Every person on earth dreams pretty much every night, and evidence suggests that all mammals dream also. It follows then that something extremely important must be going on while we sleep and dream, yet in the industrialized world, the majority of people pay little attention to dreams, lucid dreams and dream interpretation, and sometimes even shortchange themselves on sleep because it is perceived as lost time, or at best unproductive.
How astonishing that we generally ignore this third (and possibly far more) of ourselves - our dreams. An appropriate analogy to the grandeur of this mass misunderstanding is the incredible inertia in the middle ages against the idea of earth being other than flat until repeated point-blank evidence like Galileo’s observation of other planets and their moons as well as the journeys of Columbus and other explorers across the ocean proved conclusively otherwise.
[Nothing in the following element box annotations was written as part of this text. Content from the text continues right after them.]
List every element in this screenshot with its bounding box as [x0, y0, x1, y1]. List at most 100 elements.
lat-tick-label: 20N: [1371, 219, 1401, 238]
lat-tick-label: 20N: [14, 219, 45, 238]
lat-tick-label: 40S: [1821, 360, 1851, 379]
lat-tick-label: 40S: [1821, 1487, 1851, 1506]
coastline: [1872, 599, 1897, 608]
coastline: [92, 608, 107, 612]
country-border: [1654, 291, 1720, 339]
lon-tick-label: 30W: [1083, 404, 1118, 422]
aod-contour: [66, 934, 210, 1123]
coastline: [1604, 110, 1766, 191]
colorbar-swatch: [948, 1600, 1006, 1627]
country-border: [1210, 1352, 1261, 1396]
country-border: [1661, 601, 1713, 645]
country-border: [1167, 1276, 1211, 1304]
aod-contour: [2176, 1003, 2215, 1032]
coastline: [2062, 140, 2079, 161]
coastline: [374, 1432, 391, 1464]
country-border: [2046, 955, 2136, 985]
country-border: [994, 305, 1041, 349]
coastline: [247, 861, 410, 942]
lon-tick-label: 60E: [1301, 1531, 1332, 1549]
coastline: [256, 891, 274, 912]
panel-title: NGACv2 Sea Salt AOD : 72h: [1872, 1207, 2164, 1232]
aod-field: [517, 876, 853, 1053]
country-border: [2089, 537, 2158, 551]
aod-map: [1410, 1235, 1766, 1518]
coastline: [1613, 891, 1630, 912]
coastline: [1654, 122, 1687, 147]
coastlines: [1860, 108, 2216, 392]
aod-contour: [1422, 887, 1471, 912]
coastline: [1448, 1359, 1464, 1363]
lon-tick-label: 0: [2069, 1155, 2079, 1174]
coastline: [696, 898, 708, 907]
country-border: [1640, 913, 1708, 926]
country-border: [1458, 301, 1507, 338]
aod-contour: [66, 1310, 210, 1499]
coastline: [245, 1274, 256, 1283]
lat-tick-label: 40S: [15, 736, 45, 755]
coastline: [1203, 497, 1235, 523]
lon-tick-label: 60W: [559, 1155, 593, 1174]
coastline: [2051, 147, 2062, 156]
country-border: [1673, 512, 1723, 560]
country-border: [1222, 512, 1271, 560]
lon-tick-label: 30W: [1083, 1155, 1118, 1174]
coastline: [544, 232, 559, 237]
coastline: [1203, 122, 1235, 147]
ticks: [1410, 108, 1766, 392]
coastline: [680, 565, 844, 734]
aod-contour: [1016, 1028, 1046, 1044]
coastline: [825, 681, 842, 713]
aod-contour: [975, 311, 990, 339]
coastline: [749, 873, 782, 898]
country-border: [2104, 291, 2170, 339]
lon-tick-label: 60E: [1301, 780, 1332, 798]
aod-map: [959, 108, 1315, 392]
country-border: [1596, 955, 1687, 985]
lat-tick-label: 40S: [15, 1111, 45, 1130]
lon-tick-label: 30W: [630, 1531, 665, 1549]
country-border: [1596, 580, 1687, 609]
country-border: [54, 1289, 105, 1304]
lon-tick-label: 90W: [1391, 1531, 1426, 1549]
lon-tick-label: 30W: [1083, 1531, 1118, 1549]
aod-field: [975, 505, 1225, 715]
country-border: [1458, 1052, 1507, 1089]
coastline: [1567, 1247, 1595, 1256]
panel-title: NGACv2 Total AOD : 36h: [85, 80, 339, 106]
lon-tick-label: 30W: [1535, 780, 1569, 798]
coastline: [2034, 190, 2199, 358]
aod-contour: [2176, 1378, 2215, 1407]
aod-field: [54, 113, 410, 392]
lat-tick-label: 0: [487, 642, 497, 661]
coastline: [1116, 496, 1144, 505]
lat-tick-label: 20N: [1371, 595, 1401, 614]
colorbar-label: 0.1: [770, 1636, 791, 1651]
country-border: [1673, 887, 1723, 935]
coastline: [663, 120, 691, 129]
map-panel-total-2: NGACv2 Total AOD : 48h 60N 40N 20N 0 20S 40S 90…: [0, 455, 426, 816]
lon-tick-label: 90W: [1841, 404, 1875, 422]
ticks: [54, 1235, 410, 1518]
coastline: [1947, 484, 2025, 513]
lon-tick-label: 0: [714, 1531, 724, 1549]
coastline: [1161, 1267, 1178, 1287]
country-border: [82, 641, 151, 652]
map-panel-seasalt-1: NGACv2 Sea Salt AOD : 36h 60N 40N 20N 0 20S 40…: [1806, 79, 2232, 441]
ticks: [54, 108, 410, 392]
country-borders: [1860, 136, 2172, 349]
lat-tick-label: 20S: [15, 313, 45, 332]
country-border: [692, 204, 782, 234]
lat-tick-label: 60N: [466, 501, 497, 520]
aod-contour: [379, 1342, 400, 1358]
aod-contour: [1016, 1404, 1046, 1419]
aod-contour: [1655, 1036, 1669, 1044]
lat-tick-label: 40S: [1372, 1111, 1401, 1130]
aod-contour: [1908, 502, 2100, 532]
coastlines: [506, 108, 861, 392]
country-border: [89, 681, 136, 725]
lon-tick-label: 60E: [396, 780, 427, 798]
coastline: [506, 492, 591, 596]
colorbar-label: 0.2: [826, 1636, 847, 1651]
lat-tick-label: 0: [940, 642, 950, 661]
The challenge was that people’s everyday experience contradicted the idea of a spherical earth because nobody had yet gained perspective from outside of the system in order to interpret their experience from a larger view point. Airplanes and especially photographs from space were not yet available, so there was little first hand evidence of a new understanding that was a great leap beyond the old interpretation. Fortunately, with continuing research and analysis, proper understanding grew, and people eventually began to come around to an alternative view. The shift in understanding triggered an ensuing surge of exploration as the realization and acceptance finally dawned that our world really isn't flat after all.
Dreams, in the same way, encompass yet another entire dimension of experience, an alternative world as yet unexplored by most, where a fascinating sphere of activity awaits investigation, intrepretation, and potential harvest for greater meaning and fulfillment in waking life. The challenge is again the same — common daily experience for the average person offers little proof of this other reality that dreams encompass, let alone the possible value that understanding, interpreting, applying and thereby harvesting this other dimension of experience can bring - unless one can gain perspective from outside the 9-to-5 work day framework and the scientific purely-objective analysis of the system.
Dream-related mental skills such as dream recall, dream interpretation, and lucid dreaming and information on subjects such as the perhaps-bitter-yet-valuable-medicine meaning of nightmares or precognitive dreams isn’t often taught in our schools; the majority of our parents knew or passed on little about the value of remembering and understanding dreams as we grew up, or the great potential that lucid dreams can offer for our personal evolution. Therefore it's no big surprise that many adults remember few or no dreams, and even less ponder the meaning of dream symbolism or set out to research, interpret and mine the jewels of guidance and creative inspiration hidden just below the surface of consciousness -- in dreams. Basically, nobody told us or showed us how dreams can be extremely practical.